Social workers are not "acceptable medical sources" within the meaning of the regulations. 20 C.F.R. §§ 404.1513, 416.913. The opinions of such sources must be considered, but may be discounted if the ALJ provides reasons that are germane to the witness for doing so. Molina v. Astrue, 674 F.3d 1104, 1111 (9th Cir. 2012); Lewis v. Apfel, 236 F.3d 503, 511 (9th Cir. 2001). Here, the ALJ found Ms. O'Neill's statements were not persuasive because she did not address the effects of Johnson's use of drugs and alcohol and because Johnson's own statements reflected that she could maintain the schedule of her various appointments and engage in interactions with others. Admin. R. 33. Other germane reasons supporting the ALJ's assessment of Ms. O'Neill's statements may be inferred from the ALJ's evaluation of the other evidence in the record, including his evaluation of Johnsons' credibility, the medical opinions, and the lay witness statements. Accordingly the ALJ did not erroneously ignore this evidence.

IV. Lay Witness Statement

Johnson contends the ALJ did not address the lay witness statement of Sarah Fundahn, an advocate and case manager at a nonprofit agency that operates a transitional housing program. Fundahn had contact with Johnson when she stayed at the shelter for periods in 2008, 2009, and 2010. Fundahn said that Johnson worked very hard to overcome her addiction, was always courteous and respectful, followed the program rules, kept her room tidy, helped with household chores, and kept her appointments. She said Johnson was approachable and friendly. Admin. R. 326.

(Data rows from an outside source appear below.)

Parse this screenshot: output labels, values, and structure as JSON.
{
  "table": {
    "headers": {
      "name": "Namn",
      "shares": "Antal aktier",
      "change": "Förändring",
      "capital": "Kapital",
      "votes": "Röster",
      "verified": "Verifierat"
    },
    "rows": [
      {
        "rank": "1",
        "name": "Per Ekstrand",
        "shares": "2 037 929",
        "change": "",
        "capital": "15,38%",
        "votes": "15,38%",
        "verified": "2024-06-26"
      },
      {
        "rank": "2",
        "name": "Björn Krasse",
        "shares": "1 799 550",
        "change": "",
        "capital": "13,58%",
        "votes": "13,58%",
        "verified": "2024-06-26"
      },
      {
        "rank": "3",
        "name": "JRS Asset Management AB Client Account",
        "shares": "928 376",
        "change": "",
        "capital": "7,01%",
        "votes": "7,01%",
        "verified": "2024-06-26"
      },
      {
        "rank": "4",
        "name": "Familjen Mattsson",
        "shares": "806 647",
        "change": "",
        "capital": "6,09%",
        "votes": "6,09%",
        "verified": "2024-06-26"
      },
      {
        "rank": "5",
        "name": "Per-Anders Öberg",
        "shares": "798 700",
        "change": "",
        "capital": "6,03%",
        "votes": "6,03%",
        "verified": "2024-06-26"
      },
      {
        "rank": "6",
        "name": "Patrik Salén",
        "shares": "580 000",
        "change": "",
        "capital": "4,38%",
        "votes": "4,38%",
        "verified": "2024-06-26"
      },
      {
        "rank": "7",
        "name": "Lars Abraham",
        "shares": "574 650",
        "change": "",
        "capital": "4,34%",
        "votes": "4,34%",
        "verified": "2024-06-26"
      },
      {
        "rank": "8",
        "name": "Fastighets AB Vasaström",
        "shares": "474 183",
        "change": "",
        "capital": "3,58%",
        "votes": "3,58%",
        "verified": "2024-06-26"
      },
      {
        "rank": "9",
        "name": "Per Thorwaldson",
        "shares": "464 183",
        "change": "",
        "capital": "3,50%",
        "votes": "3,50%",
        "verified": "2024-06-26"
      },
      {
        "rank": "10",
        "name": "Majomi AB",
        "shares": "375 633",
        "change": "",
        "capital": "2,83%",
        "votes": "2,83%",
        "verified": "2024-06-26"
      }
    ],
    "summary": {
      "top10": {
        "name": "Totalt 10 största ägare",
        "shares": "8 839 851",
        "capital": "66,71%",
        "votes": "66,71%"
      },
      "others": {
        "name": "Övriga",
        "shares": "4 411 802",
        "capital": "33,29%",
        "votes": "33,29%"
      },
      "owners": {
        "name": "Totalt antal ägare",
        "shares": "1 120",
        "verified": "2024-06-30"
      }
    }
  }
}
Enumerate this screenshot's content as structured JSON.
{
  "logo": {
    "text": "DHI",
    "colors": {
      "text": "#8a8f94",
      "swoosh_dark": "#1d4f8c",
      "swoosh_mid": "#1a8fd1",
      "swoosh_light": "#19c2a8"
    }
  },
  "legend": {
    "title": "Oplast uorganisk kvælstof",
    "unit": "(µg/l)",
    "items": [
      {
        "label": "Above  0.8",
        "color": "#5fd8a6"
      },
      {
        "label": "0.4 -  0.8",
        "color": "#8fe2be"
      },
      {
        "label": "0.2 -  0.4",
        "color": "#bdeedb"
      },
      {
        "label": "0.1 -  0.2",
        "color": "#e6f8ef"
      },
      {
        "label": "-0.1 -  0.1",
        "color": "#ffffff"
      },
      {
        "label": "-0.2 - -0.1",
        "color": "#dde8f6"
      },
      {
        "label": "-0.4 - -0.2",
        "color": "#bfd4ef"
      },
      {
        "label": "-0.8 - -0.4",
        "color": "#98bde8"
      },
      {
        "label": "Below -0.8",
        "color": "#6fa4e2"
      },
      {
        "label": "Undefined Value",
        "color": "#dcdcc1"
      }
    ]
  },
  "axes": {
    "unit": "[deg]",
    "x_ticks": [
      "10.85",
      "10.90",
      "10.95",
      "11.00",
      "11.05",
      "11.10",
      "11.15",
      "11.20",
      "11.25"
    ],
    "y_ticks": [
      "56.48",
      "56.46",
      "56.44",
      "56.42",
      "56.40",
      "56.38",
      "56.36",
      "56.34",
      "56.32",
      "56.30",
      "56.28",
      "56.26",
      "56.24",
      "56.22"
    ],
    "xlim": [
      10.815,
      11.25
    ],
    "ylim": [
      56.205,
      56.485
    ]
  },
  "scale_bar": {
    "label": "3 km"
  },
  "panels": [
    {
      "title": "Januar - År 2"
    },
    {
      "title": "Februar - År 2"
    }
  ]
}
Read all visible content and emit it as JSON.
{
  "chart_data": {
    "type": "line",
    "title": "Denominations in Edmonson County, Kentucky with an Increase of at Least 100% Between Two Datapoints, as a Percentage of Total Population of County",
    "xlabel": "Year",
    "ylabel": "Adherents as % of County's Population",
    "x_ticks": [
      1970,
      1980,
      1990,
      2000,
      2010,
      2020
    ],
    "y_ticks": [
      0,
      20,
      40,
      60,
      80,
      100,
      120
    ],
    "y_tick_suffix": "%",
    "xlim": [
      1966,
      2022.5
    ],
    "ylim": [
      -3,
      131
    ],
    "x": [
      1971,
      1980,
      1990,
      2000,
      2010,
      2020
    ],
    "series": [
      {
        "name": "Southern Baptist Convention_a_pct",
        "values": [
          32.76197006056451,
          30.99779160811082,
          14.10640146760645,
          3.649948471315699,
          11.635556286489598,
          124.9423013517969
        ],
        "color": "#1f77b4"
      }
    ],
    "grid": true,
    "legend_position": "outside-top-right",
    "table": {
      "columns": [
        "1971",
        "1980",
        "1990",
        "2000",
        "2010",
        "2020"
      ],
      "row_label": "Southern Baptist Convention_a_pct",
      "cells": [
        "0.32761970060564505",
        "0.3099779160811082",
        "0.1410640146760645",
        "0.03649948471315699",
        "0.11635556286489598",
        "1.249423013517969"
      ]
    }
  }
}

The ALJ said Fundahn's statements suggested that Johnson was quite functional. Admin. R. 33. Indeed, the ability to keep appointments, follow rules, engage in routine daily activities, and interact appropriately with residents and staff at the shelter indicate that Johnson's functional limitations are not as great as she claims. Fundahn's statement supports the ALJ's conclusion that, when abstinent from substance abuse, Johnson can perform the activities required for unskilled work within the limitations of her RFC.

CONCLUSION

For the foregoing reasons, the Commissioner's final decision is AFFIRMED.